Network applications suffer latencies or even downtimes, because of the network complexity (e.g. hardware, topology, middleware, software, from a LAN setup to the Internet, from one connection to billions). The latter implies large changes of data transmission performances with the passage of time. At one end of the data pipeline there are end users that consume data from an IT service perceiving a certain quality from it: basically, how much that app is responsive to provide requested data. The quality of service (QoS) assessment is business-critical for an IT provider and application monitoring becomes a key issue. Ideally, this kind of monitoring should be continuous and ubiquitous: at least, assessing QoS of IT services with a frequent sampling (several times per hour) from different locations (network nodes relatively far each other) is desirable. At the end of the day, thanks to a well designed application monitoring, IT providers are able to properly set up or maintain their software, to reallocate processing capacity moving virtual hardware resources and to eventually match SLAs with their customers. On a daily basis, we have to monitor several types of network applications: mainly, we count three of them.

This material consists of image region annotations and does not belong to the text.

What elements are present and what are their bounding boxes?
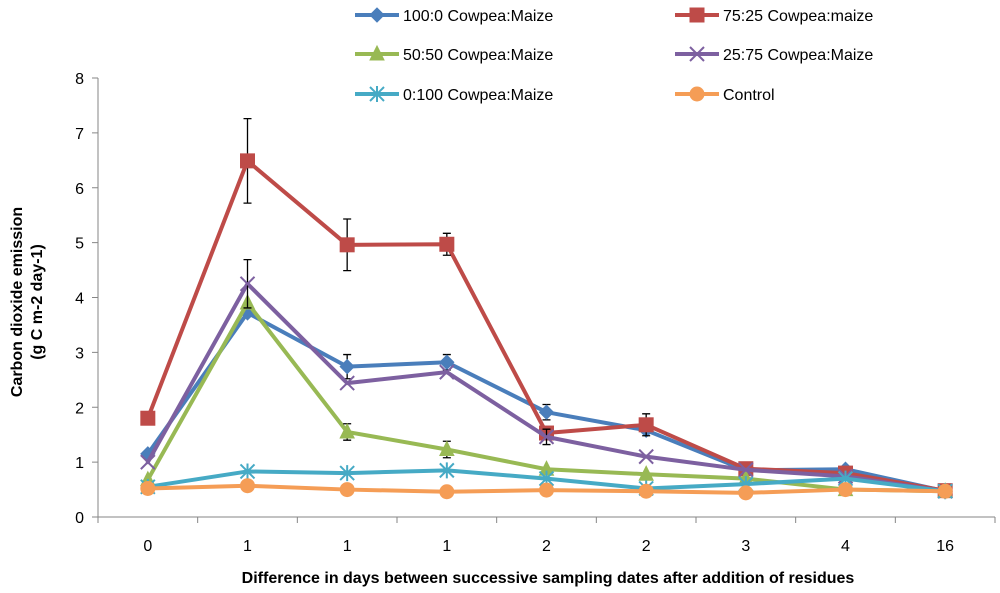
data-point <box>140 480 156 496</box>
data-point <box>239 463 256 480</box>
y-axis-title-line2: (g C m-2 day-1) <box>29 244 46 360</box>
y-tick-label: 6 <box>75 181 84 198</box>
data-point <box>140 410 156 426</box>
x-tick-label: 0 <box>143 538 152 555</box>
data-point <box>838 482 853 498</box>
y-tick-label: 7 <box>75 126 84 143</box>
legend-item-6: Control <box>675 86 775 104</box>
legend-label: 25:75 Cowpea:Maize <box>723 47 873 64</box>
data-point <box>439 484 455 500</box>
data-point <box>439 236 455 252</box>
legend-marker <box>369 86 385 102</box>
x-tick-label: 1 <box>243 538 252 555</box>
data-point <box>539 482 554 498</box>
x-axis-title: Difference in days between successive sa… <box>242 570 855 587</box>
data-point <box>439 354 455 370</box>
data-point <box>638 448 654 465</box>
x-tick-label: 1 <box>343 538 352 555</box>
axes <box>97 78 995 518</box>
series-layer <box>140 117 953 501</box>
legend-label: 50:50 Cowpea:Maize <box>403 47 553 64</box>
y-axis-title-line1: Carbon dioxide emission <box>9 207 26 397</box>
data-point <box>140 454 156 470</box>
series-6 <box>140 478 953 501</box>
x-tick-label: 1 <box>442 538 451 555</box>
data-point <box>240 478 255 494</box>
legend-marker <box>369 7 385 23</box>
y-ticks: 0 1 2 3 4 5 6 7 8 <box>75 71 98 527</box>
data-point <box>339 465 355 482</box>
legend-item-4: 25:75 Cowpea:Maize <box>675 46 873 64</box>
x-ticks: 0 1 1 1 2 2 3 4 16 <box>97 517 996 555</box>
x-tick-label: 2 <box>642 538 651 555</box>
legend: 100:0 Cowpea:Maize 75:25 Cowpea:maize 50:5… <box>355 7 873 104</box>
data-point <box>738 462 754 478</box>
y-tick-label: 1 <box>75 455 84 472</box>
x-tick-label: 2 <box>542 538 551 555</box>
data-point <box>738 485 754 501</box>
data-point <box>638 417 654 433</box>
y-tick-label: 8 <box>75 71 84 88</box>
data-point <box>937 483 953 499</box>
legend-marker <box>689 86 705 102</box>
legend-label: 0:100 Cowpea:Maize <box>403 87 553 104</box>
legend-label: 75:25 Cowpea:maize <box>723 8 873 25</box>
data-point <box>339 422 355 439</box>
y-tick-label: 4 <box>75 291 84 308</box>
data-point <box>638 465 654 481</box>
data-point <box>339 375 355 391</box>
data-point <box>439 440 455 457</box>
x-tick-label: 16 <box>936 538 954 555</box>
y-tick-label: 3 <box>75 345 84 362</box>
data-point <box>538 429 555 445</box>
data-point <box>240 153 255 169</box>
legend-marker <box>689 7 705 23</box>
x-tick-label: 3 <box>741 538 750 555</box>
y-axis-title: Carbon dioxide emission (g C m-2 day-1) <box>9 207 46 397</box>
data-point <box>239 276 256 292</box>
y-tick-label: 2 <box>75 400 84 417</box>
data-point <box>439 462 455 479</box>
data-point <box>339 237 355 253</box>
data-point <box>538 404 555 420</box>
legend-item-5: 0:100 Cowpea:Maize <box>355 86 553 104</box>
data-point <box>638 483 654 499</box>
legend-item-2: 75:25 Cowpea:maize <box>675 7 873 25</box>
legend-marker <box>369 44 385 61</box>
legend-marker <box>689 46 705 62</box>
legend-label: 100:0 Cowpea:Maize <box>403 8 553 25</box>
data-point <box>339 358 355 375</box>
legend-item-1: 100:0 Cowpea:Maize <box>355 7 553 25</box>
series-3 <box>140 293 953 498</box>
x-tick-label: 4 <box>841 538 850 555</box>
legend-label: Control <box>723 87 775 104</box>
data-point <box>439 364 455 380</box>
legend-item-3: 50:50 Cowpea:Maize <box>355 44 553 64</box>
y-tick-label: 5 <box>75 236 84 253</box>
y-tick-label: 0 <box>75 510 84 527</box>
data-point <box>339 482 355 498</box>
series-line <box>145 281 948 494</box>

A first set of apps relies on standard communication protocols (known and open, e.g. http, json) and it is quite straightforward to design checks for monitoring their responses, in terms of availability, responsiveness and even their contents. A second set of apps are developed with proprietary communication protocols (e.g. custom socket programming): there are a huge amount of this kind of clients out there. In this case, the only chance to monitor them would be to ask the development of an API part with monitoring capabilities. That would lead to not negligible costs in terms of time and money, but especially that could solve just a particular case. There is a third and even a more severe scenario to face: virtualized applications which are served with remote desktop communication protocols through web browsers or receiver clients. In the latter scenario it is technically not possible to monitor the application in a traditional way: basically, a video streaming reaches end users and that is definitely not callable.

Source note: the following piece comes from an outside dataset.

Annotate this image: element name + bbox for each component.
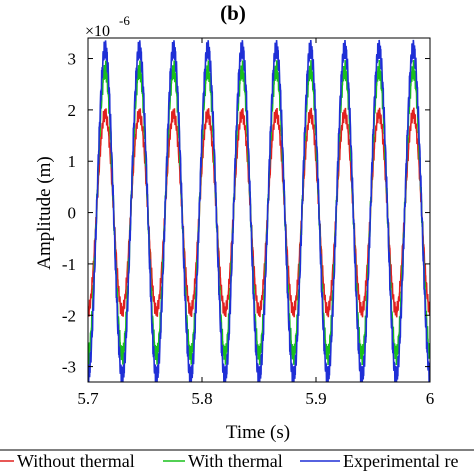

We were looking for a radically different approach, that could solve all of those three scenarios (open, proprietary and remote desktop protocols). We have decided to design a so-called visual synthetic monitoring approach. That means to reproduce transaction by transaction on graphical user interfaces interacting with them exactlty as a human would do by using mouse and keyboard. It is an approach based on computer vision, because it is firstly necessary to detect graphic elements on the screen in order then to interact with them. The other crucial aspect of the solution, we waere looking for, should have dealt with performance measurement: monitoring the visual aspect of a transaction means detecting if it is appeared on the screen and how long it takes. Now, working with video streams allows us to overcome, in an elegant manner, all the monitoring issues previously described.

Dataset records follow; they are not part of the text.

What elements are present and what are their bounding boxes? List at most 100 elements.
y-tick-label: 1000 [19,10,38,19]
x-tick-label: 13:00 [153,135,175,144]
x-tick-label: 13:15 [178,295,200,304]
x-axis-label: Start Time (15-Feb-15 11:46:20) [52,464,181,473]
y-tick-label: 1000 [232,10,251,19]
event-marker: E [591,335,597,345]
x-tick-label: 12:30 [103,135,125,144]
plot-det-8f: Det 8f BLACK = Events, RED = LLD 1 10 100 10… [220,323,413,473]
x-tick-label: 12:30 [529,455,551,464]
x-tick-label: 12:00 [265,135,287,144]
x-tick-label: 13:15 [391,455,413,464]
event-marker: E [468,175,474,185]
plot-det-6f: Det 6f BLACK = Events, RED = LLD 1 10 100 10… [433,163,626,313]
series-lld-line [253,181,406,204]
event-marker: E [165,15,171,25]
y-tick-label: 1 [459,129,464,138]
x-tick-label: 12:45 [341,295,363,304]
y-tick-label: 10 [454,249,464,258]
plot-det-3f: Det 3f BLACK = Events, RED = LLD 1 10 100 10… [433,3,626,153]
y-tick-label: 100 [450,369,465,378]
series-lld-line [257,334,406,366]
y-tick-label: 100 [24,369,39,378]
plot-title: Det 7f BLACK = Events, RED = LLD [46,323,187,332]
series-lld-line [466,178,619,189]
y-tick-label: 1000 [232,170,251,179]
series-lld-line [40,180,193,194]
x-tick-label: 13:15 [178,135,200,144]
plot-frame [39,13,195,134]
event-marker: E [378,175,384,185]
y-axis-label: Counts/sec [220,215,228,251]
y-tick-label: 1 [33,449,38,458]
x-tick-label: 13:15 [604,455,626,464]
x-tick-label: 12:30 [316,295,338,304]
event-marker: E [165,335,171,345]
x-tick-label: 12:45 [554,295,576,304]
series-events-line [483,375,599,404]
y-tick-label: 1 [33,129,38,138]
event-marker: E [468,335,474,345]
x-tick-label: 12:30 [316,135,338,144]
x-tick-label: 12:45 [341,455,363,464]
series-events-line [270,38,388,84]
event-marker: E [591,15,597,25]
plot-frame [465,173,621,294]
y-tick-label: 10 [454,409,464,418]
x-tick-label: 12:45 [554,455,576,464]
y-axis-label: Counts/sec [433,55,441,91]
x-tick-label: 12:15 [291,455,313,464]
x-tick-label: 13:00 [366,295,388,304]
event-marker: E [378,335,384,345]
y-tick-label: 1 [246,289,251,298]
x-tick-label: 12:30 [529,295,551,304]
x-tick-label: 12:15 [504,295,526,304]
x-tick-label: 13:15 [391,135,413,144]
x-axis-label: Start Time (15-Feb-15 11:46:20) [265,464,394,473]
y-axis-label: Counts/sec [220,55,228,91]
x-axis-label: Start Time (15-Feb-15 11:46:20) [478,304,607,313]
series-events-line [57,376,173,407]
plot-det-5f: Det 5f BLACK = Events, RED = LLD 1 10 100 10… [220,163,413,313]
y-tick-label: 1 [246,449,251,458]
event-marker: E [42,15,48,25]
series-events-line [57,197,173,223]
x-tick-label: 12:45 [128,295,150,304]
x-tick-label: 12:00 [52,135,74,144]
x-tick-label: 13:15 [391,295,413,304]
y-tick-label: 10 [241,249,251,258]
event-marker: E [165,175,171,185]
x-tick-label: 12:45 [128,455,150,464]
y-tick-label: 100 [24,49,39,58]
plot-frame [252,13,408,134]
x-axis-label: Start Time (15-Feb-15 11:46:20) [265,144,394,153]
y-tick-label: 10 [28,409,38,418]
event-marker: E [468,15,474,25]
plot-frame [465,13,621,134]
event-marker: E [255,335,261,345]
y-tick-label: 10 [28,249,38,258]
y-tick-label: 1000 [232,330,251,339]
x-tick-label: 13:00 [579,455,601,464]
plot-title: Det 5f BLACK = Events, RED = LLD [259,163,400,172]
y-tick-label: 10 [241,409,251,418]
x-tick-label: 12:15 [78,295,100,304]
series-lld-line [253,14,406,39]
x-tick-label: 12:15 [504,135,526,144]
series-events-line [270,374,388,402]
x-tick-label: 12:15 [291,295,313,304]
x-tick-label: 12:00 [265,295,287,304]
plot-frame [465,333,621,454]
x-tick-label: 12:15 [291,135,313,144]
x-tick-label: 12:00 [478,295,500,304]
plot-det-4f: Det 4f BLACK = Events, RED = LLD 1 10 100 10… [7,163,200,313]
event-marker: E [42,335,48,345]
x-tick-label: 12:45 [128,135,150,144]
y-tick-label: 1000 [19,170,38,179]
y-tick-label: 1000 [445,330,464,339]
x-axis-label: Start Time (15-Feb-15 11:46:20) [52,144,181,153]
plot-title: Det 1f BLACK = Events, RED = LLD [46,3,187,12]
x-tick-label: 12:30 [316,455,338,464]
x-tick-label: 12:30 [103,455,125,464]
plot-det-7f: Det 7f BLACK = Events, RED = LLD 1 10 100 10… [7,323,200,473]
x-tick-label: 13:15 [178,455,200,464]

Finally, the idea is to automate entire user interaction flows, synthetizing their transactions in so called test cases. Every execution of a test case reports if a certain transaction has been available or not and how much it has been responsive in terms of time. The continuous execution of a test (e.g. every 10 minutes) outcomes a stack of time series (one for every transaction) that is able to describe the performance trend of the defined user interaction flow: latency spikes and service downtimes are evident. A system administrator can conduct a first level of analysis and diagnostic: within a latency spike, it is possible to identify which transactions have suffered lower performances (more time has been needed to detect them) or even, in case of a gap in the chart, the transaction that has broken the test.